A Fast Algorithm for Parabolic PDE-based Inverse Problems Based on Laplace Transforms and Flexible Krylov Solvers

TL;DR

This paper introduces a fast computational method combining Laplace transforms and Krylov solvers to efficiently solve large-scale parabolic PDE inverse problems, significantly reducing inversion time.

Contribution

The paper presents a novel solver that accelerates inverse problem computations by efficiently solving shifted systems using Laplace transforms and flexible Krylov methods.

Findings

Achieved significant speedup in forward and adjoint problem solutions.

Demonstrated computational efficiency on a synthetic Transient Hydraulic Tomography example.

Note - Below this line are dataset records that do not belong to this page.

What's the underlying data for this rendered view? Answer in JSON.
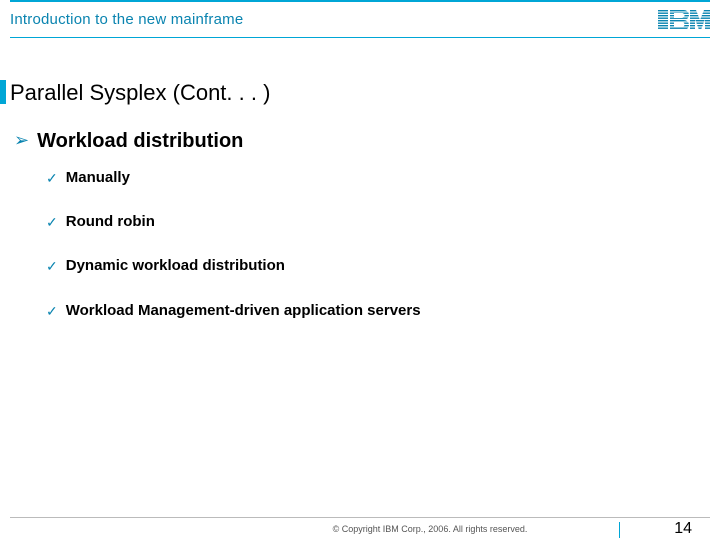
{
  "header": {
    "title": "Introduction to the new mainframe",
    "logo_label": "IBM"
  },
  "heading": "Parallel Sysplex (Cont. . . )",
  "bullets": {
    "level1": "Workload distribution",
    "items": [
      "Manually",
      "Round robin",
      "Dynamic workload distribution",
      "Workload Management-driven application servers"
    ]
  },
  "footer": {
    "copyright": "© Copyright IBM Corp., 2006. All rights reserved.",
    "page_number": "14"
  }
}
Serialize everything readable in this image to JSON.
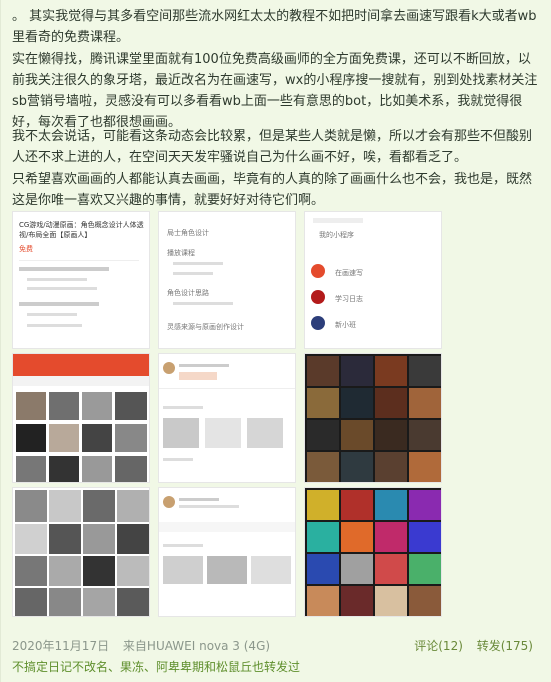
{
  "post": {
    "p1": "。 其实我觉得与其多看空间那些流水网红太太的教程不如把时间拿去画速写跟看k大或者wb里看奇的免费课程。",
    "p2": "实在懒得找，腾讯课堂里面就有100位免费高级画师的全方面免费课，还可以不断回放，以前我关注很久的象牙塔，最近改名为在画速写，wx的小程序搜一搜就有，别到处找素材关注sb营销号墙啦，灵感没有可以多看看wb上面一些有意思的bot，比如美术系，我就觉得很好，每次看了也都很想画画。",
    "p3": "我不太会说话，可能看这条动态会比较累，但是某些人类就是懒，所以才会有那些不但酸别人还不求上进的人，在空间天天发牢骚说自己为什么画不好，唉，看都看乏了。",
    "p4": "只希望喜欢画画的人都能认真去画画，毕竟有的人真的除了画画什么也不会，我也是，既然这是你唯一喜欢又兴趣的事情，就要好好对待它们啊。"
  },
  "thumbs": {
    "t1_title": "CG游戏/动漫原画：角色概念设计人体透视/布局全面【原画人】",
    "t1_sub": "免费",
    "t2_items": [
      "局士角色设计",
      "播放课程",
      "角色设计思路",
      "灵感来源与原画创作设计"
    ],
    "t3_items": [
      "我的小程序",
      "在画速写",
      "学习日志",
      "新小班"
    ]
  },
  "meta": {
    "date": "2020年11月17日",
    "device": "来自HUAWEI nova 3 (4G)",
    "comments": "评论(12)",
    "reposts": "转发(175)",
    "reposters": "不搞定日记不改名、果冻、阿卑卑期和松鼠丘也转发过"
  }
}
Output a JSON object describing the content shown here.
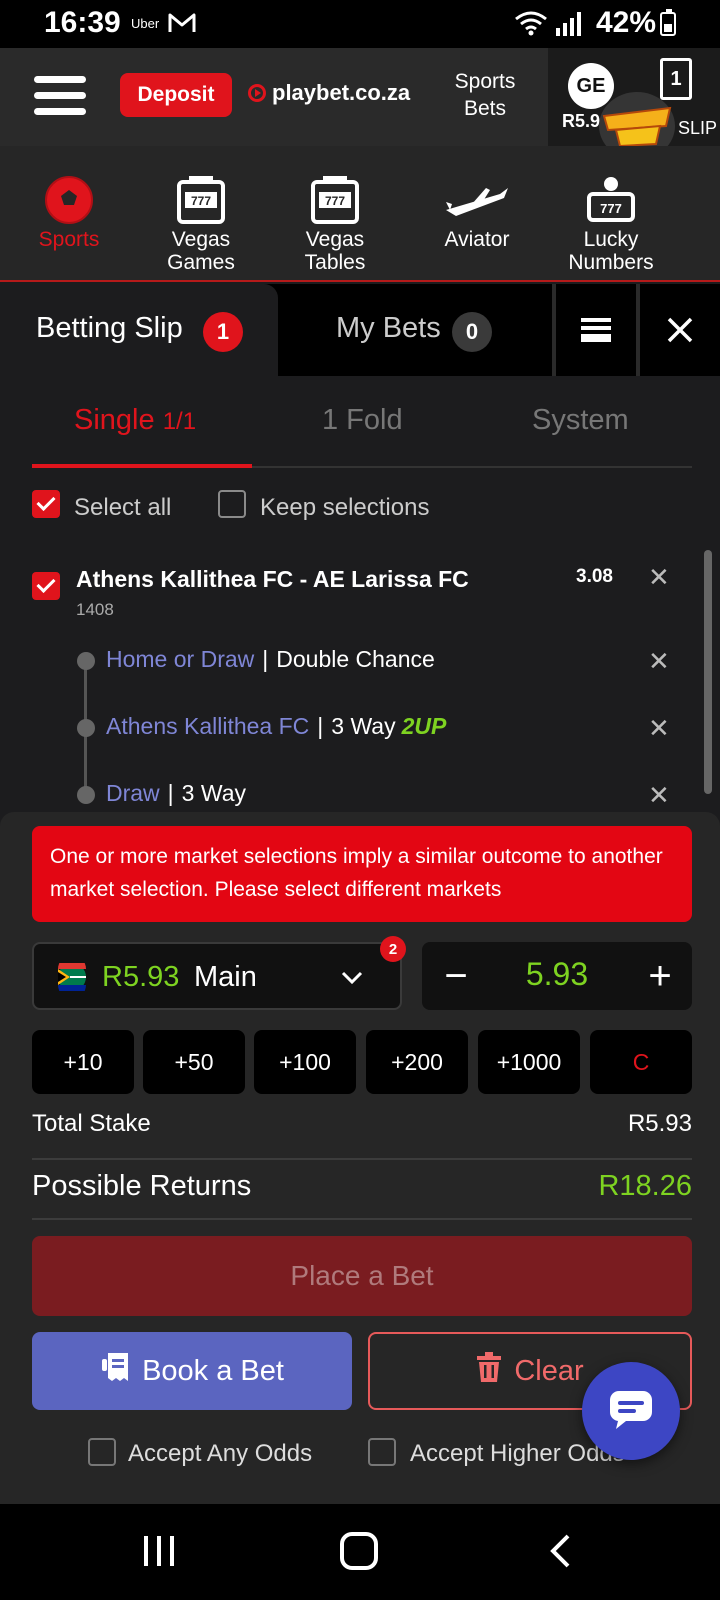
{
  "status_bar": {
    "time": "16:39",
    "app_tag": "Uber",
    "battery": "42%"
  },
  "header": {
    "deposit": "Deposit",
    "logo": "playbet.co.za",
    "sports_bets_line1": "Sports",
    "sports_bets_line2": "Bets",
    "avatar": "GE",
    "balance": "R5.9",
    "slip_count": "1",
    "slip_label": "SLIP"
  },
  "nav": [
    {
      "label": "Sports",
      "line2": "",
      "icon": "soccer-ball-icon",
      "active": true
    },
    {
      "label": "Vegas",
      "line2": "Games",
      "icon": "slot-machine-icon"
    },
    {
      "label": "Vegas",
      "line2": "Tables",
      "icon": "slot-machine-icon"
    },
    {
      "label": "Aviator",
      "line2": "",
      "icon": "airplane-icon"
    },
    {
      "label": "Lucky",
      "line2": "Numbers",
      "icon": "lucky-numbers-icon"
    }
  ],
  "slip_tabs": {
    "betting_slip": "Betting Slip",
    "betting_slip_count": "1",
    "my_bets": "My Bets",
    "my_bets_count": "0"
  },
  "sub_tabs": {
    "single": "Single",
    "single_count": "1/1",
    "fold": "1 Fold",
    "system": "System"
  },
  "select": {
    "select_all": "Select all",
    "keep": "Keep selections"
  },
  "selection": {
    "match": "Athens Kallithea FC - AE Larissa FC",
    "code": "1408",
    "odds": "3.08",
    "legs": [
      {
        "pick": "Home or Draw",
        "market": "Double Chance",
        "tag": ""
      },
      {
        "pick": "Athens Kallithea FC",
        "market": "3 Way",
        "tag": "2UP"
      },
      {
        "pick": "Draw",
        "market": "3 Way",
        "tag": ""
      }
    ]
  },
  "warning": "One or more market selections imply a similar outcome to another market selection. Please select different markets",
  "wallet": {
    "balance": "R5.93",
    "name": "Main",
    "badge": "2"
  },
  "stake": {
    "value": "5.93",
    "minus": "−",
    "plus": "+"
  },
  "quick_stakes": [
    "+10",
    "+50",
    "+100",
    "+200",
    "+1000",
    "C"
  ],
  "totals": {
    "total_stake_label": "Total Stake",
    "total_stake": "R5.93",
    "returns_label": "Possible Returns",
    "returns": "R18.26"
  },
  "buttons": {
    "place": "Place a Bet",
    "book": "Book a Bet",
    "clear": "Clear"
  },
  "accept": {
    "any": "Accept Any Odds",
    "higher": "Accept Higher Odds"
  },
  "colors": {
    "accent_red": "#e0141c",
    "green": "#7ed321",
    "pick_blue": "#7f86d6",
    "book_blue": "#5b65c0"
  }
}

Reduced overall inversion time for large-scale parabolic PDE inverse problems.

Abstract

We consider the problem of estimating parameters in large-scale weakly nonlinear inverse problems for which the underlying governing equations is a linear, time-dependent, parabolic partial differential equation. A major challenge in solving these inverse problems using Newton-type methods is the computational cost associated with solving the forward problem and with repeated construction of the Jacobian, which represents the sensitivity of the measurements to the unknown parameters. Forming the Jacobian can be prohibitively expensive because it requires repeated solutions of the forward and adjoint time-dependent parabolic partial differential equations corresponding to multiple sources and receivers. We propose an efficient method based on a Laplace transform-based exponential time integrator combined with a flexible Krylov subspace approach to solve the resulting shifted systems of equations efficiently. Our proposed solver speeds up the computation of the forward and adjoint problems, thus yielding significant speedup in total inversion time. We consider an application from Transient Hydraulic Tomography (THT), which is an imaging technique to estimate hydraulic parameters related to the subsurface from pressure measurements obtained by a series of pumping tests. The algorithms discussed are applied to a synthetic example taken from THT to demonstrate the resulting computational gains of this proposed method.